In 2004, he entered Celebrity Stars in Their Eyes as A-ha singer Morten Harket and won.

On 23 November 2010, Lancel was cast in the long running ITV soap opera Coronation Street as Frank Foster, a business associate of Carla Connor. Another controversial role, Lancel's portrayal won him 'Villain of the Year' at the British Soap Awards in 2012. Lancel made his final appearance as Frank on 5 March 2012; when the character met his demise. Frank's murder was part of a whodunnit plot, and the murderer was revealed to be the character's own mother, Anne, in a shock twist. 2022-The Thief, His Wife and The Canoe as DS Paul Sampson.

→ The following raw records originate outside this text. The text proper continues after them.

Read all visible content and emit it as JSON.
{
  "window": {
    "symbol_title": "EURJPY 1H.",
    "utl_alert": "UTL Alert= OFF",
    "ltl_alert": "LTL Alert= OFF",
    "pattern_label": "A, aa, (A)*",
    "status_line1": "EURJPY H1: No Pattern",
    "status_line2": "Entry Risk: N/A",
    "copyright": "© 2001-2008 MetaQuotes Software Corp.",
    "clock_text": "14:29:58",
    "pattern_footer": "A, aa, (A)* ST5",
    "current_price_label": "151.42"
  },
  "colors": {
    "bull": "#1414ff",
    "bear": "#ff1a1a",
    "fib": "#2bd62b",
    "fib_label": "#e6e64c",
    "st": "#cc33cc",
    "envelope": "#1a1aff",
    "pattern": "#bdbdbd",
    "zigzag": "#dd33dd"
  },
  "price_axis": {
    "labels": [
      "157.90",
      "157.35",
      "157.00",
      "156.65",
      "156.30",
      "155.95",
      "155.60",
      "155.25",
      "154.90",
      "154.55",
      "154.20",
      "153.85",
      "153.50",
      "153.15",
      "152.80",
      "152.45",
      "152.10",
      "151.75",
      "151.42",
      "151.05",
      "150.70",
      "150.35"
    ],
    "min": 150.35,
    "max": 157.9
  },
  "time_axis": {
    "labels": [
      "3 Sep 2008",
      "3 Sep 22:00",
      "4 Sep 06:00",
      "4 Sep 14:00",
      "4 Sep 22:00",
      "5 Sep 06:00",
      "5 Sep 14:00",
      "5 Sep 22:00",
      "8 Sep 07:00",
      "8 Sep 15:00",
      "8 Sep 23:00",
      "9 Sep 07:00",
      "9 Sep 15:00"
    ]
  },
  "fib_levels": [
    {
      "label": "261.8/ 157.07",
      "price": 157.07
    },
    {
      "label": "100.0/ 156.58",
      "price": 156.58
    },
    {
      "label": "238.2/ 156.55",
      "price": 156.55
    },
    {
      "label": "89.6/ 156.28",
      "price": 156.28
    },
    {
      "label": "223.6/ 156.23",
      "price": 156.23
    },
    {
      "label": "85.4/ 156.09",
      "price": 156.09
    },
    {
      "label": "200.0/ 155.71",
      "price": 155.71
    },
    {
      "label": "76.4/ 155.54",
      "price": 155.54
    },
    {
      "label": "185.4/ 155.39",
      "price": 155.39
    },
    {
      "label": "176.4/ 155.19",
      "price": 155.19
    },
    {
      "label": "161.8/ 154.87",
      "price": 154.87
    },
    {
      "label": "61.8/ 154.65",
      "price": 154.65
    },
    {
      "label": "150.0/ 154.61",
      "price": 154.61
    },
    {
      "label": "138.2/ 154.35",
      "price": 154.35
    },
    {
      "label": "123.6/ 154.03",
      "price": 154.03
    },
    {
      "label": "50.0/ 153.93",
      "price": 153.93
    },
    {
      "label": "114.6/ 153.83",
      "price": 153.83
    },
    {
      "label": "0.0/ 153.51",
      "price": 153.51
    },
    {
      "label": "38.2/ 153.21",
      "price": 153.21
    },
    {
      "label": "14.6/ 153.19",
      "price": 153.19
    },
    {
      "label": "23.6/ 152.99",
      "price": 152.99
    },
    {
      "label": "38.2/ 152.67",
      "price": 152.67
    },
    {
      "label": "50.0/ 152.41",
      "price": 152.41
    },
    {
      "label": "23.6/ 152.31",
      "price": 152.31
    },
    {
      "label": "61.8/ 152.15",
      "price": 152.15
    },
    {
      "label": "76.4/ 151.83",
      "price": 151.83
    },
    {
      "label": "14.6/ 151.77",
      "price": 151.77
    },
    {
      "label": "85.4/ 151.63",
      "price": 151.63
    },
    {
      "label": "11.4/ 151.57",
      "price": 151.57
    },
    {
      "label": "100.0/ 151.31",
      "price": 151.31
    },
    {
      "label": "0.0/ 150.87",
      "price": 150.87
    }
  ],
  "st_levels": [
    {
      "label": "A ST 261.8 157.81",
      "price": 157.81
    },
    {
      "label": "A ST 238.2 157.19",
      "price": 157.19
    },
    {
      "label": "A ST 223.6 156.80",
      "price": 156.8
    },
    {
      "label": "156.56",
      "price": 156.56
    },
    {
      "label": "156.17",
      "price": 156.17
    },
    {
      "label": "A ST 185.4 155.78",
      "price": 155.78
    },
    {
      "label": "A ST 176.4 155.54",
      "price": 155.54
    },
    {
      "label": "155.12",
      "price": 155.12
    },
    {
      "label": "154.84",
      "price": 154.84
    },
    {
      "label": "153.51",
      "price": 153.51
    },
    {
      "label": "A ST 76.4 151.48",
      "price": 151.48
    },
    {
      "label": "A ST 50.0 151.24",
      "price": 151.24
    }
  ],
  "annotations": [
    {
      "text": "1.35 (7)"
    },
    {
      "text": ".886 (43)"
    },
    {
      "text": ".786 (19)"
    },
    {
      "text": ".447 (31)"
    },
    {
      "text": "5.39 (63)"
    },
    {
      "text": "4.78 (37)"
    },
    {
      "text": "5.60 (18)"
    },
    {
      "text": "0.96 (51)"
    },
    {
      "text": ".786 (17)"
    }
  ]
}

In 2025, Lancel appeared in the new series of ITV's Unforgotten. Also in 2025, Lancel appeared in I Fought the Law as Guy Whitburn.

===Theatre===
In 2012, Lancel returned to the stage when he was cast as former Beatles manager Brian Epstein in Epstein – The Man Who Made the Beatles a new play by Andrew Sherlock which debuted at the Epstein Theatre in Liverpool on 15 November 2012. The newly refurbished theatre being named in honour of Brian Epstein. The play transferred to the West End at the Leicester Square Theatre in 2014. The play, and Lancel's performance as Epstein drew huge critical acclaim with Whats on Stage describing his performance as 'phenomenal' and London Theatre calling it 'mesmerising.'

In 2014, Lancel was cast as Adam Snow alongside Diane Keen and Robert Duncan in the world premiere of The Small Hand based on the book by Susan Hill and adapted by Clive Francis. The play, directed by Roy Marsden and produced by Bill Kenwright, premiered at the Theatre Royal Windsor before touring the UK.

Lancel joined the cast of Twelve Angry Men in 2015, following its West End run, and received rave reviews for his turn as juror number three, starring alongside Tom Conti and Denis Lill.

In November 2015, it was announced that Lancel would be taking on the role of Brian Clough in a new stage adaptation of The Damned United based on the novel by David Peace. The play is a co-production between Red Ladder and West Yorkshire Playhouse.

In May 2016, it was announced that Lancel will be making his musical debut, undertaking the role of Captain Von Trapp in the UK Tour of The Sound of Music.

Following a national touring starring as Detective Superintendent Vetch in Ruth Rendell's A Judgement in Stone (again directed by Roy Marsden and produced by Bill Kenwright) he once again returned to the role of Brian Epstein in Jeff Pope's Cilla the Musical, an adaption of his ITV drama Cilla. The musical opened in September 2017 at the Liverpool Empire.

== Personal life ==
Lancet was found not guilty of charges that arose in November 2012, regarding indecent assault on child under 16. The judge ordered the jury not to find him guilty of the two of the six charges. In a short while, the jury found him not guilty of the remaining four, clearing him of all charges.